What is BigQuery in Google Cloud Platform?

BigQuery is a petabyte-scale, low-cost, and serverless data warehouse in Google Cloud Platform. It is a fully managed service, so we don’t have to worry about underlying computing, network, or storage resources. Therefore, we can use SQL to answer our biggest questions without any maintenance.

BigQuery has three primary built-in features:

  1. Machine Learning using BigQuery ML
  2. Business Intelligence driven by the BI Engine
  3. Geospatial Analysis

Apart from this, BigQuery provides us with the flexibility of storage and computing. We can analyze and store the data in BigQuery, or use it to analyze data from external sources, such as Google Cloud Storage, Google Drive, etc.

BigQuery also provides automatic backups with a seven-day history of changes, and fine-grained governance and security. It ensures data encryption at rest and in transit.

Interacting with BigQuery

There are three ways to interact with BigQuery.

Web console

BQ console

The web console is a straightforward, web-based solution we can use to interact with our data. We can search, view, or query tables using the editor.

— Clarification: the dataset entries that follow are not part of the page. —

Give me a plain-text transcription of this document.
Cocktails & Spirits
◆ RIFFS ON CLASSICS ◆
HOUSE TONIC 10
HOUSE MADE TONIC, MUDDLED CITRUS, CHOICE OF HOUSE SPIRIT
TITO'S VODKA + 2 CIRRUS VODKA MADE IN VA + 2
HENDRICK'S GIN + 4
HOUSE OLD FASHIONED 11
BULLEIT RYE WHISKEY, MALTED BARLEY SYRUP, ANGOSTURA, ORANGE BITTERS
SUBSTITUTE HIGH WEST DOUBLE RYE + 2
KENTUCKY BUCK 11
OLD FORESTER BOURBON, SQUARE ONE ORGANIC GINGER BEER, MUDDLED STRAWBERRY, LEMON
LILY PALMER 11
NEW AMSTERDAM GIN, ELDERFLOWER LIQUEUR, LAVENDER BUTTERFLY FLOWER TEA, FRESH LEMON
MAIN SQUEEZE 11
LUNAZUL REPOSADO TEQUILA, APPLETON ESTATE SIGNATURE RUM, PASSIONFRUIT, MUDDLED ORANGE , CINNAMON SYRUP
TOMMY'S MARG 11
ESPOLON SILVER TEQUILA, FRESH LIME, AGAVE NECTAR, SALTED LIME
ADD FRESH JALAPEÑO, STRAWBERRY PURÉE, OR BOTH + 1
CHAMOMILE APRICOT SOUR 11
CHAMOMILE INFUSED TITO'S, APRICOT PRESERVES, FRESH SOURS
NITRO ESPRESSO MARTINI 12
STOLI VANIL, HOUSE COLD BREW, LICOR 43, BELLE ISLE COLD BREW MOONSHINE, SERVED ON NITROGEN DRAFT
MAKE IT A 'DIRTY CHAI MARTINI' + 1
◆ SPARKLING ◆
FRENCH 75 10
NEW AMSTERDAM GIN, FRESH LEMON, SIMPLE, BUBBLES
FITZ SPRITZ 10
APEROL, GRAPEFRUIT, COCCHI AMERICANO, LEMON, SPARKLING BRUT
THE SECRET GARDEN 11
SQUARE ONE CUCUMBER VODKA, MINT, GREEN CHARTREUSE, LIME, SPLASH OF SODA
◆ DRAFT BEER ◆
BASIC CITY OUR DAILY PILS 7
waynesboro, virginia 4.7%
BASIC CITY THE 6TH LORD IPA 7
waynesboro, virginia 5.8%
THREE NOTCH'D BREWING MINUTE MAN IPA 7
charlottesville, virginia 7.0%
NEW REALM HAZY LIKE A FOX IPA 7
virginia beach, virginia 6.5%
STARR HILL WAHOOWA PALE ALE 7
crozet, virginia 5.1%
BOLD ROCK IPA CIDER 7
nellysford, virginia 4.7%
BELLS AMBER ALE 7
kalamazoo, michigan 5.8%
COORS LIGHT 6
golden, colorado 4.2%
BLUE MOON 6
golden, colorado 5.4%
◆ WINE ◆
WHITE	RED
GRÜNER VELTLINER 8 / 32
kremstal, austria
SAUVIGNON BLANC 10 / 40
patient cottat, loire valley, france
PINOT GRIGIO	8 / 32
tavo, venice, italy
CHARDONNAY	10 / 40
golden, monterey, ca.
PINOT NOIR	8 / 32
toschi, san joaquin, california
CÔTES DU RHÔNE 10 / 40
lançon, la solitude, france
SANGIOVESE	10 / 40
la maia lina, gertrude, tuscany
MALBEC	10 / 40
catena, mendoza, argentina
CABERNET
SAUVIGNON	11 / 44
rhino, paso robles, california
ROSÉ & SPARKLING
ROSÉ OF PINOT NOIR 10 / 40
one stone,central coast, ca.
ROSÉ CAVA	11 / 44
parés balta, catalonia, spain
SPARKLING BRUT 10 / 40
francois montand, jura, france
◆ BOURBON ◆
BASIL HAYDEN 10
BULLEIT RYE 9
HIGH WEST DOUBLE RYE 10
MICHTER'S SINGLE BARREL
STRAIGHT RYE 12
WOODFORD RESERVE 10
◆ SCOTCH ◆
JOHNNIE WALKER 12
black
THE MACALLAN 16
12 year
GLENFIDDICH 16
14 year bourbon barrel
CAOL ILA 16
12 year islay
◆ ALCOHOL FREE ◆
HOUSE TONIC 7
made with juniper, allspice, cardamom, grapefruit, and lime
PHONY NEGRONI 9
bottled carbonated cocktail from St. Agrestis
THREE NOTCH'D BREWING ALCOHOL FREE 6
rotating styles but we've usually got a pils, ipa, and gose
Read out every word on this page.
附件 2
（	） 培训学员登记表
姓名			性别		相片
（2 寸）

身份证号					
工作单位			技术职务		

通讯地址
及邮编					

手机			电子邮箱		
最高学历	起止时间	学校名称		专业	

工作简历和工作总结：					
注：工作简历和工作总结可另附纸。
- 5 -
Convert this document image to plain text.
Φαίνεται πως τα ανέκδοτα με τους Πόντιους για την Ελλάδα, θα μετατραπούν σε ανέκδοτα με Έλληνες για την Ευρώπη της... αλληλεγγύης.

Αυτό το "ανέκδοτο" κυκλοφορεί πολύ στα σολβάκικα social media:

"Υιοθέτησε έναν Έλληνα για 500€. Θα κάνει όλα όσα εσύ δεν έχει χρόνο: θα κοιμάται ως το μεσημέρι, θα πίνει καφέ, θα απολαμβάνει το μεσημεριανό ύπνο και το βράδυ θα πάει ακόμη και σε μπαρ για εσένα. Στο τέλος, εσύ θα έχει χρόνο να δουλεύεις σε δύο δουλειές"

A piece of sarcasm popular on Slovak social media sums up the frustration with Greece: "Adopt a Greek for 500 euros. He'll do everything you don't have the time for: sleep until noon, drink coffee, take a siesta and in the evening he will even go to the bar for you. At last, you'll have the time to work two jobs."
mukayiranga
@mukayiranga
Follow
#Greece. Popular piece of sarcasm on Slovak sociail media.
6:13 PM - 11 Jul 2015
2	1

Once the results are available from the query, we can save them in multiple places such as Cloud Storage, Excel, etc. We can also download and save them locally.

Command Line Interface (CLI)

The command-line interface comes with the Google Cloud SDK. We specifically use the bq tool to interact with BigQuery. We can also use it when querying using the service account.

Client libraries

Several client libraries provide us with programmatic access to BigQuery. Currently, there are libraries for the following languages:

  • C#
  • Go
  • Java
  • Node.js
  • PHP
  • Python
  • Ruby

Data management

BQ sturcture

All the data assets reside under the project. Data sets are containers for tables and views. There can be multiple projects, data sets, tables, and views.

Data Ingestion

We can ingest data into BigQuery in two ways.

Real-time data

Real-time data is generated continuously, such as the data from sensors. It can be ingested in BigQuery using PubSub. We can also use Dataflow to receive events from PubSub, perform operations, and ingest them into the BigQuery table.

Batch data

Batch data is the data at rest, such as CSV files residing in Google Cloud storage. Loading such data is also known as “bulk load,” as we load multiple files in one shot. The straightforward way to bulk load data is to access files residing in cloud storage, process them with Dataflow, and push it to BigQuery.

Using BigQuery data

The data from BigQuery can be used in multiple ways:

  • We can create dashboards using external tools such as Tableau, or internal resources such as DataStudio, etc.
  • Other GCP, tools such as Dataflow, can use the data from BigQuery.
  • We can share the data tables with the other teams or members for querying.
  • We can export the data into a local disk, or Google Sheets, Cloud Storage, etc.
  • We can use it in DataLab, which has an interface similar to the Jupiter notebooks, where we can run Python commands and analyze the data.

We can try BigQuery for free using a sandbox. It also has public datasets, and we can query them right away.